Implementing MBR in Swift
In a recent use case, I have implemented an original use case that leverages the power of iOS ARKit. In this use case, we use the iPhone to find the 3d box that will best fit a cloud of 3D points. The idea is to minimize the 3D volume. This article will focus on the first part, where we implement the algorithm that compute the 2D MBR (Miminum Boxing Rectangle). In the following picture the representation of the 2D MBR is the green rectangle.
The final 3D MBR that fits the green dot cloud points.
1- Minimal Convex Hull
This is a common problem that is studied since the 70’s. I implement the Andrew’s monotone chain convex hull algorithm to compute the minimal convex hull in 2 dimensions. The algorithm complexity is O(n log(n)). This will easily cover our use case. In this algorithm:
- First, the point cloud is sorted lexicographically.
- Secondly, we enumerate each point to build the upper convex hull.
- Thirdly, we enumerate each point to build the lower convex hull.
- We append the lower convex hull to the upper.

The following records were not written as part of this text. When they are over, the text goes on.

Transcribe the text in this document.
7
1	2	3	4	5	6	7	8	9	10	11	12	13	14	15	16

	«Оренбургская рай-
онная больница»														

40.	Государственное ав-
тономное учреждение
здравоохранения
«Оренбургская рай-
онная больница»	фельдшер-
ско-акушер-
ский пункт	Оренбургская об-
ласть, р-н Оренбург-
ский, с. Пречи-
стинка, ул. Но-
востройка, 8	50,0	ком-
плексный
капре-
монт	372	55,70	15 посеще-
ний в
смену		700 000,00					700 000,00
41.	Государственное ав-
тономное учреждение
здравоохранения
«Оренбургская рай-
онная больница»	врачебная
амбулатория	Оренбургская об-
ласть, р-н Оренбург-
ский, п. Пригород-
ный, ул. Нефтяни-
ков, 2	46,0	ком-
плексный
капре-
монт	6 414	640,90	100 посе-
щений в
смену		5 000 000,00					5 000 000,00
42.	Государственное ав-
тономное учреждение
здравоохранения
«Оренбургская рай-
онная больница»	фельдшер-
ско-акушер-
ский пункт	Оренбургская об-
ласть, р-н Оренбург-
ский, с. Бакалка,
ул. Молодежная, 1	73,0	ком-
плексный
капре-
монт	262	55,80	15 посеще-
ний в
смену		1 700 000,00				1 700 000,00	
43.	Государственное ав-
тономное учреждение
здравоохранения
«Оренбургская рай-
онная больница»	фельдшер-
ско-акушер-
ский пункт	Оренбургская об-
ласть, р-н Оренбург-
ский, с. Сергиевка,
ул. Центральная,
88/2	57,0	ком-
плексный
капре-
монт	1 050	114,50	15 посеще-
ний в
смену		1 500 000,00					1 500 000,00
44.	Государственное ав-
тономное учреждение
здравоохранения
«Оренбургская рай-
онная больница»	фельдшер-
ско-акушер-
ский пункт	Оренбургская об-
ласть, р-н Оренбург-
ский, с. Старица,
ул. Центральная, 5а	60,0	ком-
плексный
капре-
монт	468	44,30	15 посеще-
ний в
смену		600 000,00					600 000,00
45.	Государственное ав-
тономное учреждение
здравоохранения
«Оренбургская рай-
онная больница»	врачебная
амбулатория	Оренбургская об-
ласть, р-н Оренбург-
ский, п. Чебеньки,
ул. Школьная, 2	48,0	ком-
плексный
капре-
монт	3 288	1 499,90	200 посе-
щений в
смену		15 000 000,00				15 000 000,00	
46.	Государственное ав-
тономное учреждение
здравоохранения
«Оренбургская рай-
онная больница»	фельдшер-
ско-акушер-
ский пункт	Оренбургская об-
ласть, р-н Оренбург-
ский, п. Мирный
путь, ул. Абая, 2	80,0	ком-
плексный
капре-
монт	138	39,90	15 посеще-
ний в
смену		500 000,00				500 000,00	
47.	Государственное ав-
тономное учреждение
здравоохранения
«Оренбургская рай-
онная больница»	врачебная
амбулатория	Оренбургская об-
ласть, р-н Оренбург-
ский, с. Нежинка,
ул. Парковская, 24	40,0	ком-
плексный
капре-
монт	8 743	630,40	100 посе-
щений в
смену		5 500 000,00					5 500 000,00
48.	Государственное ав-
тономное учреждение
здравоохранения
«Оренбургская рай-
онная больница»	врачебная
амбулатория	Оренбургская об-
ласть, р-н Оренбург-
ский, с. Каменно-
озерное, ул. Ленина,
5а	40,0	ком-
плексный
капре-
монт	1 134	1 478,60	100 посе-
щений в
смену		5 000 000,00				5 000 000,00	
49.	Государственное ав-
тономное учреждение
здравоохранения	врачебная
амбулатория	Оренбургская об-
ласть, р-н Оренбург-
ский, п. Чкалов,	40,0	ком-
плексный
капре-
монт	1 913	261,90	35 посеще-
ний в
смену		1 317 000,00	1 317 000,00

Brown dot->point cloud ; Green->convex hull ; Red -> MBR
2- Rotating calipers
To find the rectangle that will minimize the area, we use the Rotating Calipers algorithm. The complexity is linear in O(n). The idea of the Rotating Calipers, is to rotate the bounding box by each edge of the convex hull. For each orientation we compute the area and we keep the orientation that gives the minimal area.
3- Performances
Here are some performance test for the 2D MBR algorithm. These tests have been measured on an iPhone X. We can observe that we compute the 2D MBR with 500K points in a reasonable time (Mean is 4,08 seconds).